8 Replies Latest reply: Jun 27, 2017 9:46 AM by Bruno Silva RSS

    Reduce the reload time within 1 hoour or 45 min

    vinayak lakeshri

      Reduce the reload time within tne hour.

      load taking more time by sum of measures while grouping field, anybody have solution for this or  how can we reduce the  reload time which has taking for group by clause.

      In Group by using 8 fields for 5 measures. I use below option but it's not working properly.

      Anybody help me to reduce reload time by optimizing group by

       

      Option 1:

       

      Orders:

      LOAD EmployeeID,

                Year,

                Sales,

                ....

      FROM Orders;

       

      Left Join (Orders)

      LOAD EmployeeID,

          Year,

          Sum(Sales)

      Resident Orders

      Group By EmployeeID, Year;

        • Re: Reduce the reload time within 1 hoour or 45 min
          vinayak lakeshri

          Please note that Data Volume is 20 Million

            • Re: Reduce the reload time within 1 hoour or 45 min
              Bruno Silva

              Hi,

               

              20Million it doesn't seem that much. Where are you extracting that data from? Are you sure that you do not have a network performance problem?

              Besides that, do you really need to group by Year? I don't know your requirements, but personally I don't see the need of that. Sum is a quite fast operation in frontend. So if you already have your information group by Employee, it should be fast to get the year sum of that data.

               

              Please clarify your requirement and explain better how are you extracting the data so people can help in a more focused way.

               

              Kind Regards.

            • Re: Reduce the reload time within 1 hoour or 45 min
              kushal chawda

              Perform grouping only on incremental data

                • Re: Reduce the reload time within 1 hoour or 45 min
                  vinayak lakeshri

                  Data volume is 200 Million ..Sry It's not 20 million..

                  Data loading fast from QVD and resident load but it's taking much time for sum of measures ( 6 Fields) using group by

                  ( 8 fields), takes over 30 minutes and use of 90% of the available memory (group by)

                  We have to add a calculation on the date, because orders picked till 3 o'clock next day have to record on current day.

                  This will take even more time, what will increase the time out of the limits of the timeframe.

                   

                  Has anyone an idea where to change and where to add the calculation for best practice.
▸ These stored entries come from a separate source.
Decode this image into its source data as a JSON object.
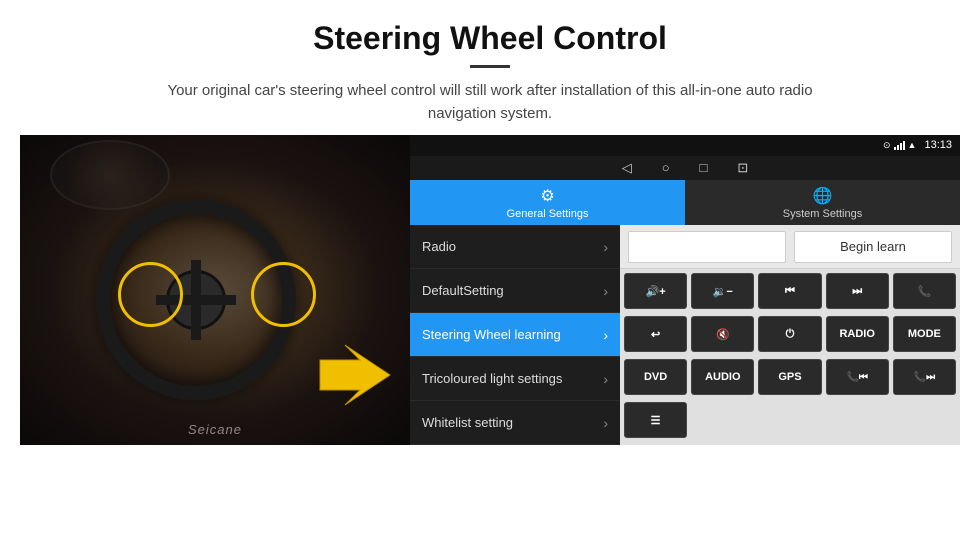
{
  "header": {
    "title": "Steering Wheel Control",
    "subtitle": "Your original car's steering wheel control will still work after installation of this all-in-one auto radio navigation system."
  },
  "statusBar": {
    "time": "13:13"
  },
  "tabs": [
    {
      "id": "general",
      "label": "General Settings",
      "icon": "⚙",
      "active": true
    },
    {
      "id": "system",
      "label": "System Settings",
      "icon": "🌐",
      "active": false
    }
  ],
  "menuItems": [
    {
      "id": "radio",
      "label": "Radio",
      "active": false
    },
    {
      "id": "defaultsetting",
      "label": "DefaultSetting",
      "active": false
    },
    {
      "id": "steeringwheel",
      "label": "Steering Wheel learning",
      "active": true
    },
    {
      "id": "tricoloured",
      "label": "Tricoloured light settings",
      "active": false
    },
    {
      "id": "whitelist",
      "label": "Whitelist setting",
      "active": false
    }
  ],
  "rightPanel": {
    "beginLearnLabel": "Begin learn",
    "buttons": [
      {
        "id": "vol-up",
        "label": "🔊+",
        "row": 1
      },
      {
        "id": "vol-down",
        "label": "🔉-",
        "row": 1
      },
      {
        "id": "prev-track",
        "label": "⏮",
        "row": 1
      },
      {
        "id": "next-track",
        "label": "⏭",
        "row": 1
      },
      {
        "id": "phone",
        "label": "📞",
        "row": 1
      },
      {
        "id": "back",
        "label": "↩",
        "row": 2
      },
      {
        "id": "mute",
        "label": "🔇",
        "row": 2
      },
      {
        "id": "power",
        "label": "⏻",
        "row": 2
      },
      {
        "id": "radio-btn",
        "label": "RADIO",
        "row": 2
      },
      {
        "id": "mode",
        "label": "MODE",
        "row": 2
      },
      {
        "id": "dvd",
        "label": "DVD",
        "row": 3
      },
      {
        "id": "audio",
        "label": "AUDIO",
        "row": 3
      },
      {
        "id": "gps",
        "label": "GPS",
        "row": 3
      },
      {
        "id": "tel-prev",
        "label": "📞⏮",
        "row": 3
      },
      {
        "id": "tel-next",
        "label": "📞⏭",
        "row": 3
      },
      {
        "id": "list",
        "label": "☰",
        "row": 4
      }
    ]
  },
  "watermark": "Seicane",
  "navIcons": [
    "◁",
    "○",
    "□",
    "⬛"
  ]
}
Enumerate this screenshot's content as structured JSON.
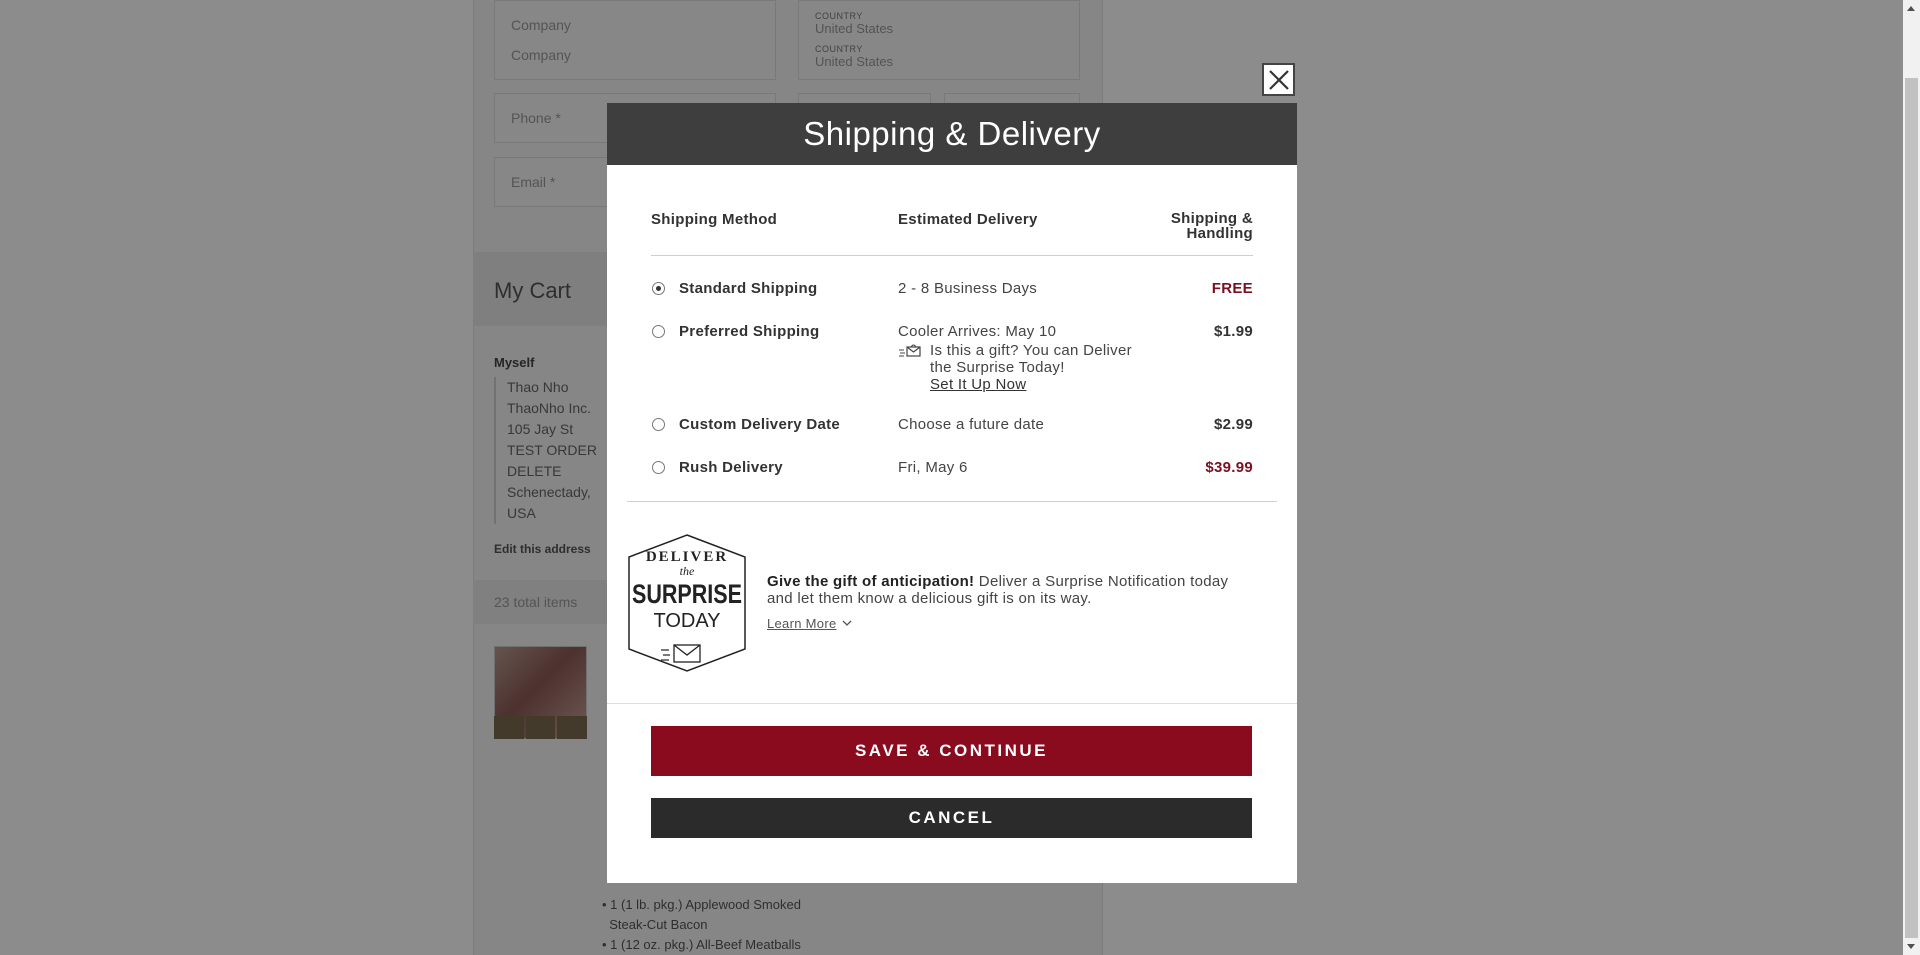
{
  "background": {
    "fields": {
      "company_placeholder": "Company",
      "country_label": "COUNTRY",
      "country_value": "United States",
      "phone_placeholder": "Phone *",
      "email_placeholder": "Email *"
    },
    "cart_title": "My Cart",
    "address": {
      "owner": "Myself",
      "lines": [
        "Thao Nho",
        "ThaoNho Inc.",
        "105 Jay St",
        "TEST ORDER",
        "DELETE",
        "Schenectady,",
        "USA"
      ]
    },
    "edit_address_label": "Edit this address",
    "total_items_label": "23 total items",
    "product_list": [
      "1 (1 lb. pkg.) Applewood Smoked",
      "Steak-Cut Bacon",
      "1 (12 oz. pkg.) All-Beef Meatballs"
    ]
  },
  "modal": {
    "title": "Shipping & Delivery",
    "columns": {
      "method": "Shipping Method",
      "estimated": "Estimated Delivery",
      "handling": "Shipping & Handling"
    },
    "options": [
      {
        "name": "Standard Shipping",
        "estimate": "2 - 8 Business Days",
        "price": "FREE",
        "selected": true
      },
      {
        "name": "Preferred Shipping",
        "estimate": "Cooler Arrives: May 10",
        "price": "$1.99",
        "selected": false,
        "gift_note": "Is this a gift? You can Deliver the Surprise Today!",
        "gift_link": "Set It Up Now"
      },
      {
        "name": "Custom Delivery Date",
        "estimate": "Choose a future date",
        "price": "$2.99",
        "selected": false
      },
      {
        "name": "Rush Delivery",
        "estimate": "Fri, May 6",
        "price": "$39.99",
        "selected": false
      }
    ],
    "promo": {
      "badge_lines": [
        "DELIVER",
        "the",
        "SURPRISE",
        "TODAY"
      ],
      "headline": "Give the gift of anticipation!",
      "body": " Deliver a Surprise Notification today and let them know a delicious gift is on its way.",
      "learn_more": "Learn More"
    },
    "save_label": "SAVE & CONTINUE",
    "cancel_label": "CANCEL"
  },
  "colors": {
    "accent_red": "#8a0a1e",
    "price_red": "#7a1020",
    "header_dark": "#3e3e3e"
  }
}
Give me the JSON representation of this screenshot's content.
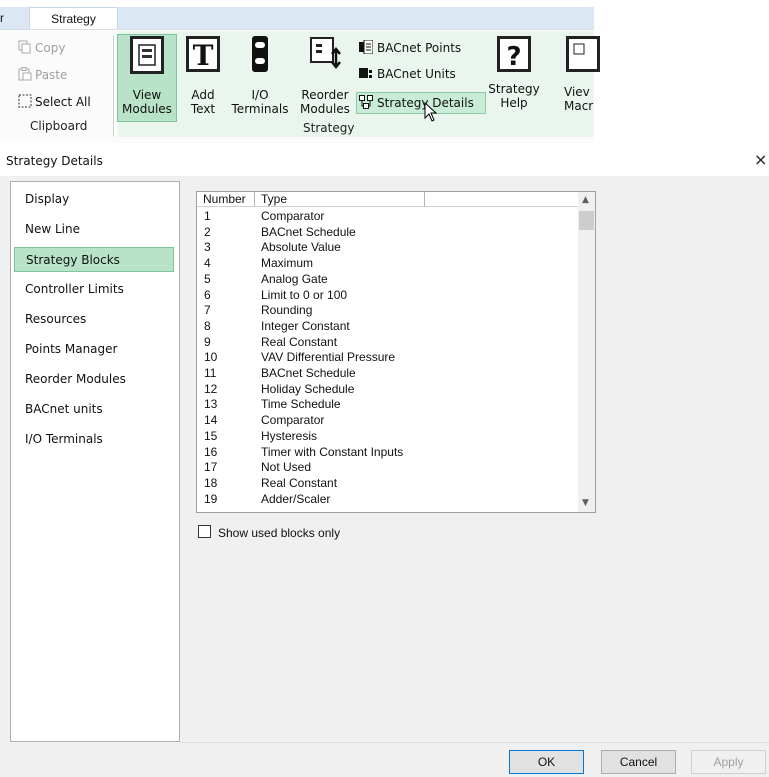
{
  "ribbon": {
    "prev_tab_fragment": "r",
    "active_tab": "Strategy",
    "clipboard": {
      "copy": "Copy",
      "paste": "Paste",
      "select_all": "Select All",
      "group_label": "Clipboard"
    },
    "strategy": {
      "view_modules": [
        "View",
        "Modules"
      ],
      "add_text": [
        "Add",
        "Text"
      ],
      "io_terminals": [
        "I/O",
        "Terminals"
      ],
      "reorder_modules": [
        "Reorder",
        "Modules"
      ],
      "bacnet_points": "BACnet Points",
      "bacnet_units": "BACnet Units",
      "strategy_details": "Strategy Details",
      "strategy_help": [
        "Strategy",
        "Help"
      ],
      "view_macro_fragment": [
        "Viev",
        "Macr"
      ],
      "group_label": "Strategy"
    }
  },
  "dialog": {
    "title": "Strategy Details",
    "close_glyph": "×",
    "nav": [
      {
        "label": "Display"
      },
      {
        "label": "New Line"
      },
      {
        "label": "Strategy Blocks",
        "selected": true
      },
      {
        "label": "Controller Limits"
      },
      {
        "label": "Resources"
      },
      {
        "label": "Points Manager"
      },
      {
        "label": "Reorder Modules"
      },
      {
        "label": "BACnet units"
      },
      {
        "label": "I/O Terminals"
      }
    ],
    "table": {
      "columns": [
        "Number",
        "Type"
      ],
      "rows": [
        [
          "1",
          "Comparator"
        ],
        [
          "2",
          "BACnet Schedule"
        ],
        [
          "3",
          "Absolute Value"
        ],
        [
          "4",
          "Maximum"
        ],
        [
          "5",
          "Analog Gate"
        ],
        [
          "6",
          "Limit to 0 or 100"
        ],
        [
          "7",
          "Rounding"
        ],
        [
          "8",
          "Integer Constant"
        ],
        [
          "9",
          "Real Constant"
        ],
        [
          "10",
          "VAV Differential Pressure"
        ],
        [
          "11",
          "BACnet Schedule"
        ],
        [
          "12",
          "Holiday Schedule"
        ],
        [
          "13",
          "Time Schedule"
        ],
        [
          "14",
          "Comparator"
        ],
        [
          "15",
          "Hysteresis"
        ],
        [
          "16",
          "Timer with Constant Inputs"
        ],
        [
          "17",
          "Not Used"
        ],
        [
          "18",
          "Real Constant"
        ],
        [
          "19",
          "Adder/Scaler"
        ]
      ]
    },
    "show_used_only": "Show used blocks only",
    "buttons": {
      "ok": "OK",
      "cancel": "Cancel",
      "apply": "Apply"
    }
  },
  "colors": {
    "selection_green": "#b8e3c8",
    "ribbon_tab_strip": "#dbe8f3",
    "dialog_bg": "#f0f0f0"
  }
}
                  - build up the where exist() statements ?

                  -- speed up group by?

                   

                  I expect there will be multiple "little" solutions so every idea is helpful


                  No need for full new script, just tips and tricks then i will figure it out

                    • Re: Reduce the reload time within 1 hoour or 45 min
                      Marcus Sommer

                      200 million records are quite a lot f data for an aggregation-load with 6 measures and over 8 fields. This won't be never fast and your load-times from 30 - 60 minutes isn't really bad. You might save time if you could remove some of the fields, keeping only one/two key-fields and adding the other fields afterwards per joining/mapping. Also a vertical and/or horizontal split of the task and adding them later again might be useful especially if your system runs out of memory and starts swapping with the virtual RAM. Another point which might reduce the load-times of this task is if the data are already sorted by loading them.

                       

                      But before playing with a varity of rather small improvements I suggest to use an incremental approach for loading and transforming the data. Here you will find various posting to this topic and how data could be loaded in a optimized mode: Advanced topics for creating a qlik datamodel.

                       

                      - Marcus

                  • Re: Reduce the reload time within 1 hoour or 45 min
                    Peter Cammaert

                    Try with this code, to see whether and how much this reduces the time needed to calculate the two tables. Check with 100mio or even 25mio rows:

                     

                    Orders:

                    LOAD EmployeeID,

                         Year,

                         EmployeeID & '-' & Year AS EmployeeYear,

                         Sales,

                         ....

                    FROM Orders;

                     

                    EmployeeSales: // Leave aggr. data in separate table, no join

                    NOCONCATENATE

                    LOAD EmployeeYear,

                         Sum(Sales) AS Sales

                    RESIDENT Orders

                    GROUP BY EmployeeYear;

                    • Re: Reduce the reload time within 1 hoour or 45 min
                      Bruno Silva

                      Just like Peter, I would suggest to create an Id for those 8 fields that you need to aggregate. Create it with Autonumber, so it can perform faster, and then use it in the aggregation. Later you can Left Join it to you initial table, or use that ID field to connect both tables.

                       

                      Either way you will get a lot of different ID, and like it was said before 200mio rows will always take time to aggregate. Be sure to aggregate to the minimum fields possible.